André Manoukian © GETTY IMAGES
Laurent Hoebrechts
Laurent Hoebrechts Journaliste musique

Pathopompe! Non, il ne s’agit pas d’une injure oubliée du capitaine Haddock. Même si celui qui la prononce a de vagues airs de ressemblance. Combinaison des mots grecs pathos, pour « passion », et pompos, pour « passeur », le pathopompe désigne donc le « passeur de passion ». Ce qui colle davantage à la personnalité ­d’André Manoukian. Auteur-compositeur-pianiste « d’origine arméno-­cosmique », le musicien passé par Berklee, navigue depuis plus de 40 ans entre jazz, son premier amour, et chanson. Son rôle de juré au sein de La Nouvelle Star en a fait également une personnalité médiatique truculente. À la télé et en radio, Dédé n’a pas son pareil pour parler de musique, cultivant érudition et goût de la punchline. Un vulgarisateur hors pair, qui a également publié plusieurs livres. Dont le dernier, Les Pouvoirs extraordinaires de la musique, vient de paraître.

Laurent Hoebrechts, Focus Vif : Un simple accord peut bouleverser.
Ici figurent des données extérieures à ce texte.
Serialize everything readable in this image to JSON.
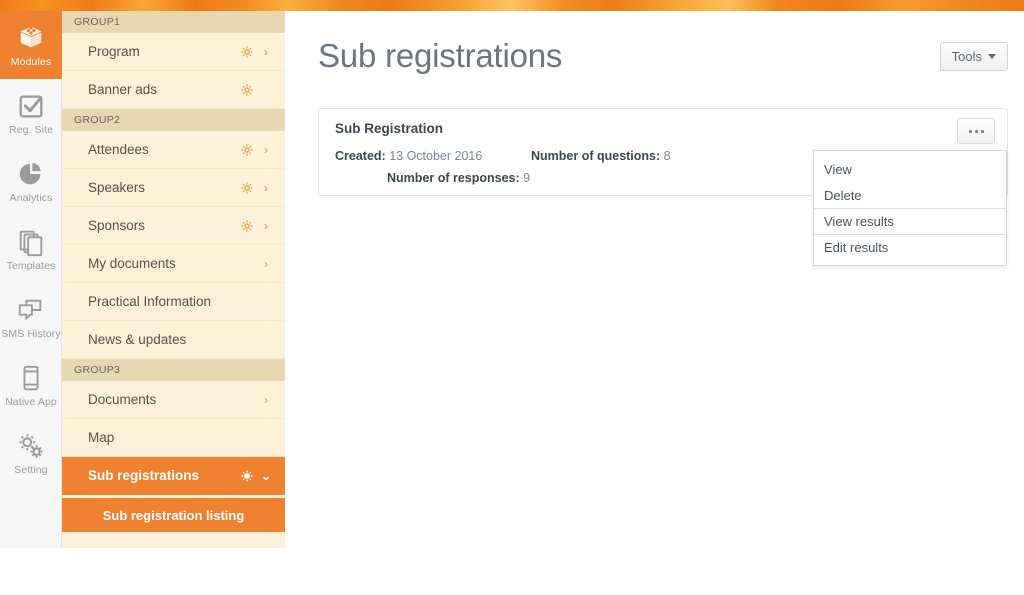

Comment expliquer que ce qui n’est après tout qu’une vibration dans l’air soit capable de générer une émotion?

André Manoukian : Parce qu’une vibration n’est pas du tout neutre! Vous vous rendez compte, c’est comme si vous mettiez vos doigts dans une prise électrique! Et puis on n’écoute pas qu’avec les oreilles. C’est tout le corps qui résonne. Deleuze disait que la musique provoque des affects. Or, c’est quoi des affects? Ce sont des transformations du corps. Là je ne vous parle même pas d’émotions, mais de phénomènes physiques: pourquoi tel morceau vous donne la chair de poule, vous fait pleurer, ou vous donne envie d’envahir l’Ukraine? C’est pour ça que les philosophes se méfient de la musique, Platon en premier. Parce que la musique provoque des sentiments, sans que ça ne passe par l’esprit.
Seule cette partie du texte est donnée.